Gerek Samsunspor gerek Kasımpaşa kendi oyun felsefesini rakibine kabul ettirmek adına müsabakaya başladı. Samsunspor rakibini iyi analiz etmiş olacak ki onu kalesine yaklaştırmamak için oyunun kontolünü Kasımpaşa'ya bıraktı. Kasımpaşa ise bu anlayışa tepki olarak oyunu yönlendirmek ve has trafiğinde ne kadar başarılıysa, tehlikeli atak yapabilme adına da o kadar başarısızdı. Samsunspor'un aşırı savunması içinde kalması, Kasımpaşa'nın ise bu dirence karşı bir yerden sonra ısrarcı olmamasının altındaki neden gol yeme ve atamamanın altında yatan gerçek aşırı iş emniyetiydi. Hal böyle oluncada koca bir ilk yarı böyle bir anlayışya ve de her iki takımın etkisiz bir ilki atak girişimiyle sona erdi. İkinci devrede anlayışların değişebileceği her iki takımında kazanma adına riskler alabileceği beklenirken Samsunspor ine ilk yarıdaki gibi kendi yarı alanındaki takım savunmasını yapıp Kasımpaşa'ya savunma arkasında ve kale önünde oynama pozisyon vermeme mücadelesi için olup buradan çıkabileceği anlarda da bulabileceği pozisyonlarla skor üretme amacında oldu.
Ancak müsabaka böyle sonuçlanacak derken Samsunspor'un defansının bir anlık konsantrasyon düşmesiyle hiç pozisyon olmadığı halde 1-0 geriye düştü.
Skorda geriye düşüşle birlikte risk almalarada başladı. İşte bu anlarda net penaltıyla gelen gol skorun eşitlenmesini ve müsabakanın gerçek anlamdaki skorunu yani kısır futbolun haklı skorun taşınmış olundu.
Fakat futbol kısırda olsa zevksiz de olsa müsabaka bitmemişti.
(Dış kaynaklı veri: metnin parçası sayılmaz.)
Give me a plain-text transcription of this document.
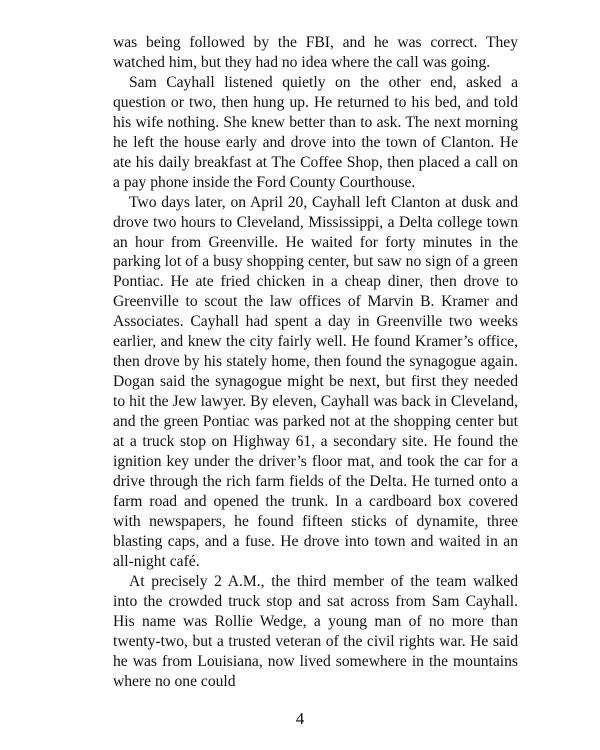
was being followed by the FBI, and he was correct. They watched him, but they had no idea where the call was going.

Sam Cayhall listened quietly on the other end, asked a question or two, then hung up. He returned to his bed, and told his wife nothing. She knew better than to ask. The next morning he left the house early and drove into the town of Clanton. He ate his daily breakfast at The Coffee Shop, then placed a call on a pay phone inside the Ford County Courthouse.

Two days later, on April 20, Cayhall left Clanton at dusk and drove two hours to Cleveland, Mississippi, a Delta college town an hour from Greenville. He waited for forty minutes in the parking lot of a busy shopping center, but saw no sign of a green Pontiac. He ate fried chicken in a cheap diner, then drove to Greenville to scout the law offices of Marvin B. Kramer and Associates. Cayhall had spent a day in Greenville two weeks earlier, and knew the city fairly well. He found Kramer’s office, then drove by his stately home, then found the synagogue again. Dogan said the synagogue might be next, but first they needed to hit the Jew lawyer. By eleven, Cayhall was back in Cleveland, and the green Pontiac was parked not at the shopping center but at a truck stop on Highway 61, a secondary site. He found the ignition key under the driver’s floor mat, and took the car for a drive through the rich farm fields of the Delta. He turned onto a farm road and opened the trunk. In a cardboard box covered with newspapers, he found fifteen sticks of dynamite, three blasting caps, and a fuse. He drove into town and waited in an all-night café.

At precisely 2 A.M., the third member of the team walked into the crowded truck stop and sat across from Sam Cayhall. His name was Rollie Wedge, a young man of no more than twenty-two, but a trusted veteran of the civil rights war. He said he was from Louisiana, now lived somewhere in the mountains where no one could

4
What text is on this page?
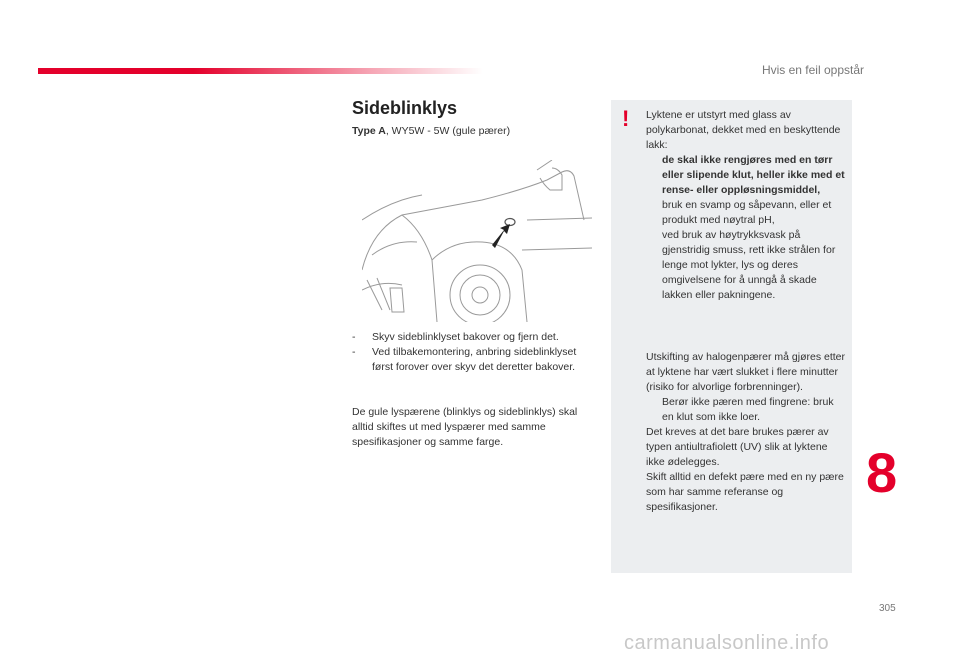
Hvis en feil oppstår
Sideblinklys
Type A, WY5W - 5W (gule pærer)
-	Skyv sideblinklyset bakover og fjern det.
-	Ved tilbakemontering, anbring sideblinklyset først forover over skyv det deretter bakover.
De gule lyspærene (blinklys og sideblinklys) skal alltid skiftes ut med lyspærer med samme spesifikasjoner og samme farge.
! Lyktene er utstyrt med glass av polykarbonat, dekket med en beskyttende lakk:
de skal ikke rengjøres med en tørr eller slipende klut, heller ikke med et rense- eller oppløsningsmiddel,
bruk en svamp og såpevann, eller et produkt med nøytral pH,
ved bruk av høytrykksvask på gjenstridig smuss, rett ikke strålen for lenge mot lykter, lys og deres omgivelsene for å unngå å skade lakken eller pakningene.
Utskifting av halogenpærer må gjøres etter at lyktene har vært slukket i flere minutter (risiko for alvorlige forbrenninger).
Berør ikke pæren med fingrene: bruk en klut som ikke loer.
Det kreves at det bare brukes pærer av typen antiultrafiolett (UV) slik at lyktene ikke ødelegges.
Skift alltid en defekt pære med en ny pære som har samme referanse og spesifikasjoner.
8
305
carmanualsonline.info
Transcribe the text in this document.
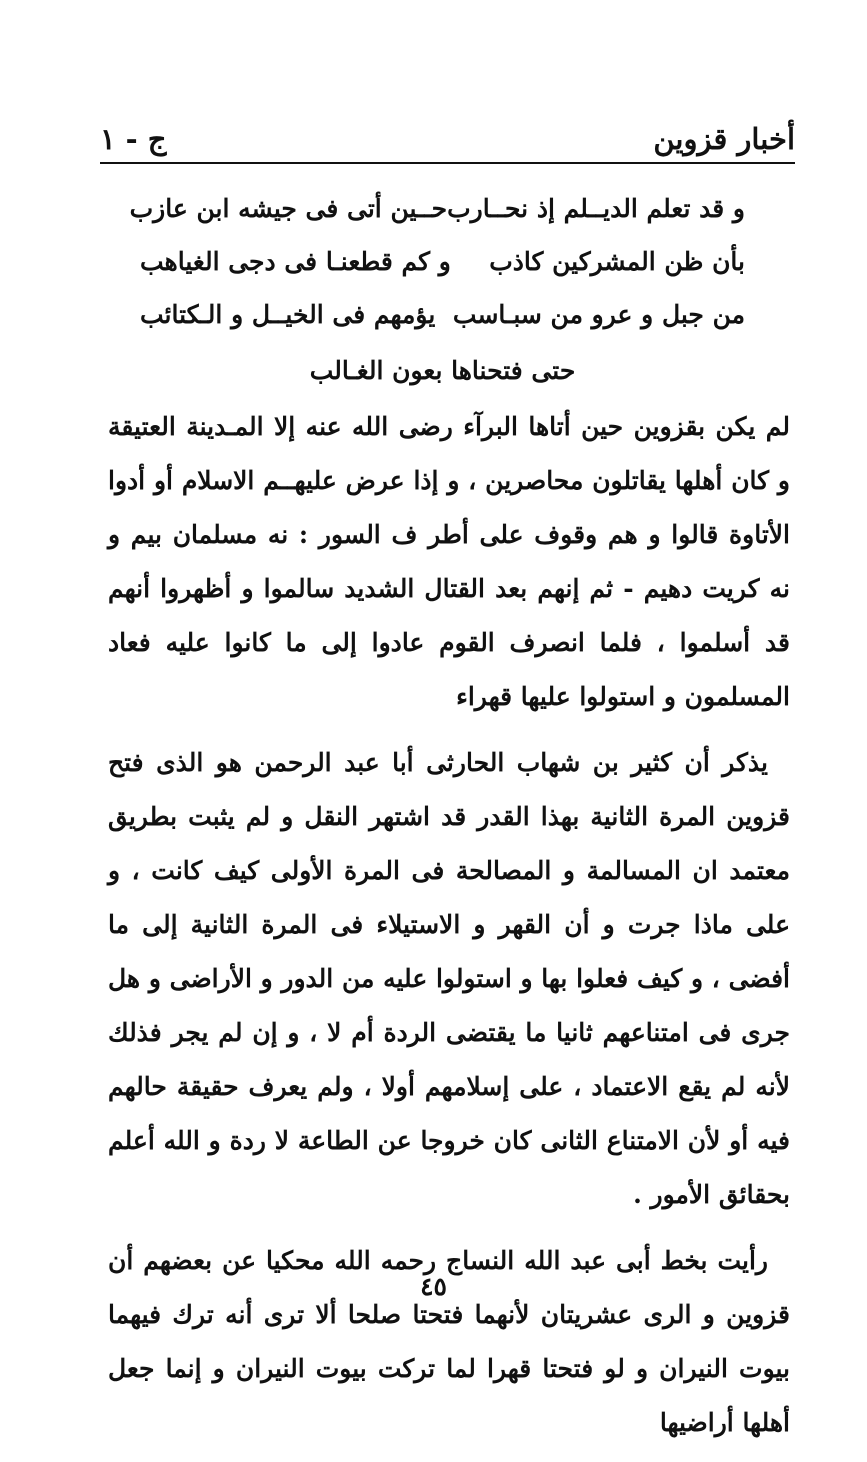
أخبار قزوين
ج - ١
و قد تعلم الديــلم إذ نحــارب
حــين أتى فى جيشه ابن عازب
بأن ظن المشركين كاذب
و كم قطعنـا فى دجى الغياهب
من جبل و عرو من سبـاسب
يؤمهم فى الخيــل و الـكتائب
حتى فتحناها بعون الغـالب

لم يكن بقزوين حين أتاها البرآء رضى الله عنه إلا المـدينة العتيقة و كان أهلها يقاتلون محاصرين ، و إذا عرض عليهــم الاسلام أو أدوا الأتاوة قالوا و هم وقوف على أطر ف السور : نه مسلمان بيم و نه كريت دهيم - ثم إنهم بعد القتال الشديد سالموا و أظهروا أنهم قد أسلموا ، فلما انصرف القوم عادوا إلى ما كانوا عليه فعاد المسلمون و استولوا عليها قهراء

يذكر أن كثير بن شهاب الحارثى أبا عبد الرحمن هو الذى فتح قزوين المرة الثانية بهذا القدر قد اشتهر النقل و لم يثبت بطريق معتمد ان المسالمة و المصالحة فى المرة الأولى كيف كانت ، و على ماذا جرت و أن القهر و الاستيلاء فى المرة الثانية إلى ما أفضى ، و كيف فعلوا بها و استولوا عليه من الدور و الأراضى و هل جرى فى امتناعهم ثانيا ما يقتضى الردة أم لا ، و إن لم يجر فذلك لأنه لم يقع الاعتماد ، على إسلامهم أولا ، ولم يعرف حقيقة حالهم فيه أو لأن الامتناع الثانى كان خروجا عن الطاعة لا ردة و الله أعلم بحقائق الأمور .

رأيت بخط أبى عبد الله النساج رحمه الله محكيا عن بعضهم أن قزوين و الرى عشريتان لأنهما فتحتا صلحا ألا ترى أنه ترك فيهما بيوت النيران و لو فتحتا قهرا لما تركت بيوت النيران و إنما جعل أهلها أراضيها

٤٥
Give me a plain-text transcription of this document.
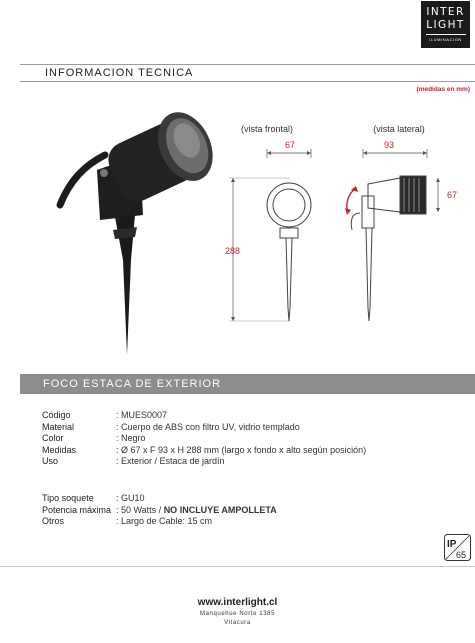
INTER
LIGHT
ILUMINACION
INFORMACION TECNICA
(medidas en mm)
(vista frontal)
67
288
(vista lateral)
93
67
FOCO ESTACA DE EXTERIOR
Código	: MUES0007
Material	: Cuerpo de ABS con filtro UV, vidrio templado
Color	: Negro
Medidas	: Ø 67 x F 93 x H 288 mm (largo x fondo x alto según posición)
Uso	: Exterior / Estaca de jardín
Tipo soquete	: GU10
Potencia máxima : 50 Watts / NO INCLUYE AMPOLLETA
Otros	: Largo de Cable: 15 cm
IP
65
www.interlight.cl
Manquehue Norte 1385
Vitacura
Uzatmalarda gelen vede başlama vuruşu yapılmayan şık bir golle müsabakayı kazanmış olduk.
Kısır futbol ile yeterli skoru almış olabiliriz iç saha maçlarımızda kayıp vermemiş olabiliriz fakat kazanırken üç puan alırken, kayıplarımızı görebilmeli ve de bunlardan ayrıntılar çıkarmalıyız. Zira mükemmellik ayrıntıda gizlidir.